Figure 4. Use of Virotrap for detection of protein partners of small molecules.

Figure 4

(a) Scheme for the application of Virotrap for small molecules. E. coli DHFR is coupled to GAG, allowing the direct recruitment of methotrexate (MTX) fused via a polyethylene glycol linker (PEG6) to a small molecule of interest (SM). (b) Chemical structure of the bivalent molecules used in this study. For tamoxifen and reversine, only the active compound with the linker group is shown. (c) Design of the Virotrap study for proteins binding to simvastatin (three replicates), tamoxifen (three replicates) and reversine (four replicates). Control samples consisted of 19 experiments with unrelated bait proteins (see higher) and 4 DMSO-treated GAG-eDHFR Virotrap experiments. The high confidence results (more than one peptide in two biological replicates) are shown in the specific tables.

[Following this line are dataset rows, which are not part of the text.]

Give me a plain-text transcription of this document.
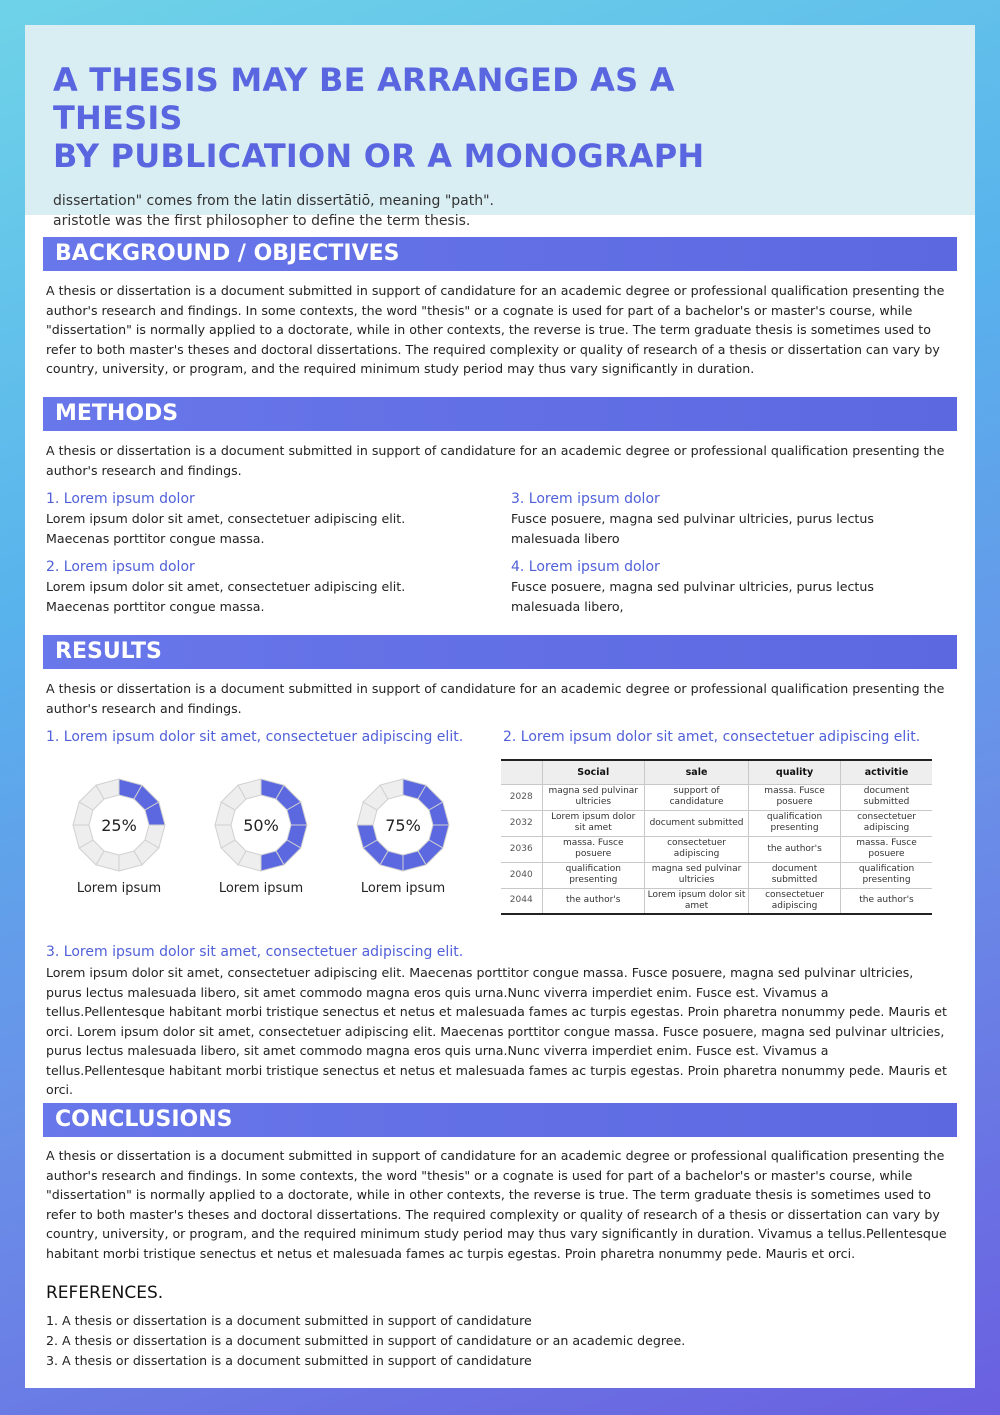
A THESIS MAY BE ARRANGED AS A THESIS
BY PUBLICATION OR A MONOGRAPH
dissertation" comes from the latin dissertātiō, meaning "path".
aristotle was the first philosopher to define the term thesis.
BACKGROUND / OBJECTIVES
A thesis or dissertation is a document submitted in support of candidature for an academic degree or professional qualification presenting the author's research and findings. In some contexts, the word "thesis" or a cognate is used for part of a bachelor's or master's course, while "dissertation" is normally applied to a doctorate, while in other contexts, the reverse is true. The term graduate thesis is sometimes used to refer to both master's theses and doctoral dissertations. The required complexity or quality of research of a thesis or dissertation can vary by country, university, or program, and the required minimum study period may thus vary significantly in duration.
METHODS
A thesis or dissertation is a document submitted in support of candidature for an academic degree or professional qualification presenting the author's research and findings.
1. Lorem ipsum dolor
Lorem ipsum dolor sit amet, consectetuer adipiscing elit. Maecenas porttitor congue massa.
2. Lorem ipsum dolor
Lorem ipsum dolor sit amet, consectetuer adipiscing elit. Maecenas porttitor congue massa.
3. Lorem ipsum dolor
Fusce posuere, magna sed pulvinar ultricies, purus lectus malesuada libero
4. Lorem ipsum dolor
Fusce posuere, magna sed pulvinar ultricies, purus lectus malesuada libero,
RESULTS
A thesis or dissertation is a document submitted in support of candidature for an academic degree or professional qualification presenting the author's research and findings.
1. Lorem ipsum dolor sit amet, consectetuer adipiscing elit.	2. Lorem ipsum dolor sit amet, consectetuer adipiscing elit.
25%
Lorem ipsum
50%
Lorem ipsum
75%
Lorem ipsum
	Social	sale	quality	activitie
2028	magna sed pulvinar ultricies	support of candidature	massa. Fusce posuere	document submitted
2032	Lorem ipsum dolor sit amet	document submitted	qualification presenting	consectetuer adipiscing
2036	massa. Fusce posuere	consectetuer adipiscing	the author's	massa. Fusce posuere
2040	qualification presenting	magna sed pulvinar ultricies	document submitted	qualification presenting
2044	the author's	Lorem ipsum dolor sit amet	consectetuer adipiscing	the author's
3. Lorem ipsum dolor sit amet, consectetuer adipiscing elit.
Lorem ipsum dolor sit amet, consectetuer adipiscing elit. Maecenas porttitor congue massa. Fusce posuere, magna sed pulvinar ultricies, purus lectus malesuada libero, sit amet commodo magna eros quis urna.Nunc viverra imperdiet enim. Fusce est. Vivamus a tellus.Pellentesque habitant morbi tristique senectus et netus et malesuada fames ac turpis egestas. Proin pharetra nonummy pede. Mauris et orci. Lorem ipsum dolor sit amet, consectetuer adipiscing elit. Maecenas porttitor congue massa. Fusce posuere, magna sed pulvinar ultricies, purus lectus malesuada libero, sit amet commodo magna eros quis urna.Nunc viverra imperdiet enim. Fusce est. Vivamus a tellus.Pellentesque habitant morbi tristique senectus et netus et malesuada fames ac turpis egestas. Proin pharetra nonummy pede. Mauris et orci.
CONCLUSIONS
A thesis or dissertation is a document submitted in support of candidature for an academic degree or professional qualification presenting the author's research and findings. In some contexts, the word "thesis" or a cognate is used for part of a bachelor's or master's course, while "dissertation" is normally applied to a doctorate, while in other contexts, the reverse is true. The term graduate thesis is sometimes used to refer to both master's theses and doctoral dissertations. The required complexity or quality of research of a thesis or dissertation can vary by country, university, or program, and the required minimum study period may thus vary significantly in duration. Vivamus a tellus.Pellentesque habitant morbi tristique senectus et netus et malesuada fames ac turpis egestas. Proin pharetra nonummy pede. Mauris et orci.
REFERENCES.
1. A thesis or dissertation is a document submitted in support of candidature
2. A thesis or dissertation is a document submitted in support of candidature or an academic degree.
3. A thesis or dissertation is a document submitted in support of candidature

An important issue in AP–MS is defining the actual set of background, nonspecific interactors23,24. Analysis of 19 Virotrap control samples reveals a high recurrence of ∼174 proteins (identified in at least 15/19 samples) (Supplementary Note 2 and Supplementary Fig. 9). Structural proteins (for example, ACTB and EZR), serum proteins (for example, A2M and albumin) and proteins related to HIV biology (GAG and its host interaction partners such as Cyclophilin/PPIA and ALIX/PDCD6IP) are found as highly recurrent background proteins. Further, the distribution of the abundance of these background proteins is similar for Virotrap and AP–MS, although there is a high recurrence in the background of known low abundant proteins, which is likely to be due to the unique biology underlying Virotrap (Supplementary Fig. 9).

Discussion

Lysis conditions used in AP–MS strategies are critical for the preservation of protein complexes. A multitude of lysis conditions have been described, culminating in a recent report where protein complex stability was assessed under 96 lysis/purification protocols5. Moreover, the authors suggest to optimize the conditions for every complex, implying an important workload for researchers embarking on protein complex analysis using classical AP–MS. As lysis results in a profound change of the subcellular context and significantly alters the concentration of proteins, loss of complex integrity during a classical AP–MS protocol can be expected. A clear evolution towards ‘lysis-independent' approaches in the co-complex analysis field is evident with the introduction of BioID6 and APEX25 where proximal proteins, including proteins residing in the complex, are labelled with biotin by an enzymatic activity fused to a bait protein. A side-by-side comparison between classical AP–MS and BioID showed overlapping and unique candidate binding proteins for both approaches7,8, supporting the notion that complementary methods are needed to provide a comprehensive view on protein complexes. This has also been clearly demonstrated for binary approaches15 and is a logical consequence of the heterogenic nature underlying PPIs (binding mechanism, requirement for posttranslational modifications, location, affinity and so on).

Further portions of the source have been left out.